Bottom Line: Ballmer’s retirement is perfect timing
There is never a perfect time for this type of transition,” Steve Ballmer said last week when he announced his retirement.
But as far as shareholders are concerned now is the perfect time. The fact that the shares went up over seven per cent last Friday is evidence of that. The firm, which Ballmer has led for over 13 years, was the undisputed tech leader when he took the helm. Its shares traded at around $58 each, making it the world’s largest company based on market value.
But the world has changed rapidly and Microsoft has not kept up. Under Ballmer’s direction, Microsoft has clung too keenly to the products – Office and Windows – that once made it great, rather than taken a risk on diverting resources to less certain cash cows for the firm.

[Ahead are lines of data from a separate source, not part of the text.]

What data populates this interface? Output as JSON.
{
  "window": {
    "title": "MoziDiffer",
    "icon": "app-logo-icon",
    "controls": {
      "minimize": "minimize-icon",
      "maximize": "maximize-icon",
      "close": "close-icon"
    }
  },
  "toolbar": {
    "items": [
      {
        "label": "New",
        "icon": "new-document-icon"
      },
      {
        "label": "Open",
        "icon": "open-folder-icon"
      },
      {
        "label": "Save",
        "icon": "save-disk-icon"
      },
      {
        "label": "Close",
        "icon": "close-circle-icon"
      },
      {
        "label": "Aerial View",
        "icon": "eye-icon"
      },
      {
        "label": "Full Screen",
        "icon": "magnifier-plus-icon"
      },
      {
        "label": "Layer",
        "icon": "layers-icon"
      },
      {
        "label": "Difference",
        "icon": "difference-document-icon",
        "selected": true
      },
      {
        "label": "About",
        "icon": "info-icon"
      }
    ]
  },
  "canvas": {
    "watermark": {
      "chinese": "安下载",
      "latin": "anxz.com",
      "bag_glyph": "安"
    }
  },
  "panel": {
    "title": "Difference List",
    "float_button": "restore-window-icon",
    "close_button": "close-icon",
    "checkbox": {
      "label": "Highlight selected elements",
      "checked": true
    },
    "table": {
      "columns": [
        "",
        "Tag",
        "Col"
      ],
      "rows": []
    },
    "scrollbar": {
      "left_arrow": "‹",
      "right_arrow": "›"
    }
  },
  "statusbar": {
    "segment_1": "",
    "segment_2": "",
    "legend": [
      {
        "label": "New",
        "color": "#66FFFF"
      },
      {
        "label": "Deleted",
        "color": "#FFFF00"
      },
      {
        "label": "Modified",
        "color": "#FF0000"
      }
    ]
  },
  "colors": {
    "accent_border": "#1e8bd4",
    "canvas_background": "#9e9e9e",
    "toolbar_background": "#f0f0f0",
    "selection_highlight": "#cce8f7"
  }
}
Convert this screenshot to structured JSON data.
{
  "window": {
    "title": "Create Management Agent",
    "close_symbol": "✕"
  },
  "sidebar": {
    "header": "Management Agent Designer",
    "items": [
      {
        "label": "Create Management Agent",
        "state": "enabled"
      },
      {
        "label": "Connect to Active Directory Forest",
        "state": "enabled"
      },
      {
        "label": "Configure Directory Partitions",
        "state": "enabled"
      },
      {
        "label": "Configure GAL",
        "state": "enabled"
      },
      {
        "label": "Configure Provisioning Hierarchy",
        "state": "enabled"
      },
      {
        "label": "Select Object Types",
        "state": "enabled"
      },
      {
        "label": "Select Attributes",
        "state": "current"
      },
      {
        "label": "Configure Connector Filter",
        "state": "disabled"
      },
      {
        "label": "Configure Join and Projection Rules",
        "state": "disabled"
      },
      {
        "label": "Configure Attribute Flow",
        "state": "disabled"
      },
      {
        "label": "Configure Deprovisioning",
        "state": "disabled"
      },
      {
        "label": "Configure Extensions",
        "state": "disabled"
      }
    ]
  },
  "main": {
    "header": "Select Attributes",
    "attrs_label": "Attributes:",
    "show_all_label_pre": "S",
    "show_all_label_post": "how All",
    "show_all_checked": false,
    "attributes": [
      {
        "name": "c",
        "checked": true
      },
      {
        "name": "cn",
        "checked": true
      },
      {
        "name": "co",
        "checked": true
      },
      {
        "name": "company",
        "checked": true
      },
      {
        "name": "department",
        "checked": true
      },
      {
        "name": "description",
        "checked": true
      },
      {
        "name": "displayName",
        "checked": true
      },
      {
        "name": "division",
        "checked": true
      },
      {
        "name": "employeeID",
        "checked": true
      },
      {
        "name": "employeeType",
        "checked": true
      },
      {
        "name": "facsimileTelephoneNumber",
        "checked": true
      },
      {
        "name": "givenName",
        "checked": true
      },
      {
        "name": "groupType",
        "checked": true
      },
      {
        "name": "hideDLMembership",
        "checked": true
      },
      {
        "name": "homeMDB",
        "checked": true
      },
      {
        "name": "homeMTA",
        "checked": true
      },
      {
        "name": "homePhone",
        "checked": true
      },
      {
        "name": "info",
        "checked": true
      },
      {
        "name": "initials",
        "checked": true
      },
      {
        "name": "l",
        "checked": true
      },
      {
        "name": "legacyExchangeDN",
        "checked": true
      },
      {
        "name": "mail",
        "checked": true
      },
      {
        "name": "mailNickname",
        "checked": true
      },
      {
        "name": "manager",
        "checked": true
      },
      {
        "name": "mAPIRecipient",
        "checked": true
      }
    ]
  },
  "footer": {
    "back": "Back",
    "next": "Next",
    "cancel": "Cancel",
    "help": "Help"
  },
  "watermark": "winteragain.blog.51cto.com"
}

Its Windows software may still be the number one choice for desktop and laptop computers, but most people now are using smartphones and tablets – a field that Microsoft is struggling to make inroads into.
Ballmer’s departure gives the firm a fresh start to try to take back control of the sector it once led. An outside appointment could be the key way to secure the radical change it needs.
Marissa Mayer’s appointment at Yahoo last year gives some indication of what is possible. A year after she took the top job, the firm’s stock price is up more than 100 per cent, and she has secured some key deals including its acquisition of blog Tumblr.
Ballmer has already declared that Microsoft’s focus will shift towards mobile devices and internet services, but a new leader from outside will be able to execute this strategy without sentiment. A new boss, assuming it is an external appointment, could not come at a better time for shareholders.